SAYA kira, ada visi besar yang hendak disampaikan PDIP untuk masa depan bangsa ini oleh ketua umumnya, Megawati Soekarnopitri. Visi, yang membuat rakyat mau berkhidmat kepada penguasa, untuk bersama membangun bangsa.
Saya mengira ada rencana yang diutarakan, atau setidaknya menyampaikan konsepsi misi turunan untuk mencapai visi besar. Atau paling tidak sesekali kembali menyapa wong cilik, barisan strata sosial yang selama ini menjadi klaim perjuangan PDIP.
Tapi faktanya, Menjijikkan!. Mega justru sesumbar tentang jatah menteri PDIP harus yang terbanyak. Bahkan, tanpa malu melakukan ‘intervensi umum dihadapan publik kepada presiden’ simbol negara, kepala pemerintahan. Seolah, tak ada lagi wibawa Presiden NKRI di hadapan Mega. Dan benar, dalam forum tersebut Mega ingin menegaskan ulang bahwa Jokowi, adalah petugas partai PDIP.

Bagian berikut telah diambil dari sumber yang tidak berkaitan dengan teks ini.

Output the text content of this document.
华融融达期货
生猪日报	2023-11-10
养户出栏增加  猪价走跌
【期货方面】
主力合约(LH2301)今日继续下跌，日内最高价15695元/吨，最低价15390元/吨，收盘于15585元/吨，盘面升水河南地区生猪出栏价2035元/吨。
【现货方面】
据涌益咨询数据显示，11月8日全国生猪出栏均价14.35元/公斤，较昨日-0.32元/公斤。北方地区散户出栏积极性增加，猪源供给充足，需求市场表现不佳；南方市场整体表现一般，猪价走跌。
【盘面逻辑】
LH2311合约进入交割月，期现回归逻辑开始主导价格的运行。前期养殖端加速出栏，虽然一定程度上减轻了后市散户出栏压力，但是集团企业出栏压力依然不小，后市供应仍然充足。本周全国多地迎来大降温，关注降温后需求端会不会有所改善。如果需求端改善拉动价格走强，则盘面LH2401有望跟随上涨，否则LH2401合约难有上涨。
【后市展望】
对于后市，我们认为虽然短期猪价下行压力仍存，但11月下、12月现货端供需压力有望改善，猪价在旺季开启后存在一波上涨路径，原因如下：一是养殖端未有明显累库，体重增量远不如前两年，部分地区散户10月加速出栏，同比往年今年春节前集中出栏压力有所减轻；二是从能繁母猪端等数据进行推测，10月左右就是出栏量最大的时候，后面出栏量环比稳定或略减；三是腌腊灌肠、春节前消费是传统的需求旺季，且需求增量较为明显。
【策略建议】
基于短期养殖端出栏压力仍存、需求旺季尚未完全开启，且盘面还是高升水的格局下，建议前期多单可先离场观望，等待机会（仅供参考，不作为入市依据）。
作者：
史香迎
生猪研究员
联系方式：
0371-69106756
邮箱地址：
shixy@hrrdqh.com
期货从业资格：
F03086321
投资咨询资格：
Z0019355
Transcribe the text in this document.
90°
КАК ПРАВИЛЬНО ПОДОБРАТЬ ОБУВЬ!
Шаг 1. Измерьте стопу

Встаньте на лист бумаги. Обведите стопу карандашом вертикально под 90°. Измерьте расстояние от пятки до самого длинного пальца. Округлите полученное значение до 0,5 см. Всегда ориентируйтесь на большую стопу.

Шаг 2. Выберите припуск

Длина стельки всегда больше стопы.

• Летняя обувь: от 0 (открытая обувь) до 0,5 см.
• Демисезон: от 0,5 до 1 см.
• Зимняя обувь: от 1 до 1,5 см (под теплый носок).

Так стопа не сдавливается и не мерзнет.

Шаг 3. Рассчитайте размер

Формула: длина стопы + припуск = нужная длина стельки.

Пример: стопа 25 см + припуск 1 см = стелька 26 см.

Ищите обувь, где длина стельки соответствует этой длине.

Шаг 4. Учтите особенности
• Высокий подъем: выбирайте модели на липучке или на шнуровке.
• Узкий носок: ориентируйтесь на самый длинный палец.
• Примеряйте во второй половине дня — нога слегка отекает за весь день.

Ini pidato paling sarkastis, paling egois, paling norak, tak mencerminkan karakter seorang negarawan. Padahal, selain menjabat Ketum PDIP, Mega juga pembesar di BPIP. Selayaknya, Mega memberi teladan kepada rakyat tentang sikap negarawan dan peduli terhadap perasaan rakyat. Sikap seorang Pancasilais sejati.
Saya mengira, Jokowi juga akan membangun narasi besar untuk merealisir janjinya kepada rakyat. Membangun hasrat dan semangat untuk bersatu, mengeliminasi perbedaan, dan berdiri tegak sebagai Presiden Republik Indonesia. Ternyata, pidato Jokowi juga hanya menegaskan Jokowi adalah Presiden PDIP, bukan Presiden segenap rakyat.
Jokowi, hanya fokus untuk memastikan janji kepada PDIP, untuk memberi jatah menteri terbanyak, di hadapan kader PDIP. Jokowi, sama sekali tak mengingatkan segenap kader PDIP, untuk bahu membahu merealisir janji politik mereka kepada rakyat.
Apa yang dipertontonkan pada ajang kongres PDIP di Bali, adalah konfirmasi bahwa demokrasi itu memang rusak. Para elite partai, hanya peduli pada kursi, jabatan dan kekuasaan.
Hingga pada tahapan pidato pun, sama sekali tak mengusik program untuk rakyat. Mereka, lebih sibuk mengamankan posisi dan jatah menteri. Sementara rakyat, tak masuk dalam pertimbangan kebijakan.
Rakyat, setelah menjadi korban pemilu curang dipaksa menonton drama seriosa politik, yang mengumbar pesta bagi-bagi jatah, bagi-bagi menteri. Tak ada yang peduli tentang kesulitan rakyat, kebutuhan rakyat, penderitaan rakyat, nestapa rakyat.
Pada saat pesta kongres itu memamerkan kepongahan, menebar kesombongan sebagai partai pemenang, kader PDIP justru dicokok KPK karena korupsi impor bawang. Luar biasa, sama sekali tidak memiliki sensitifitas pada derita rakyat, justru asyik menikmati fee impor miliaran rupiah.
Jika realitas yang mengaku paling Pancasilais, paling NKRI, adalah maling uang rakyat, maka aneh jika rakyat negeri ini masih terus percaya demokrasi. Demokrasi tak memberi sesuatu kepada rakyat, selain harapan dan kemudian ditinggalkan setelah pemilihan umum.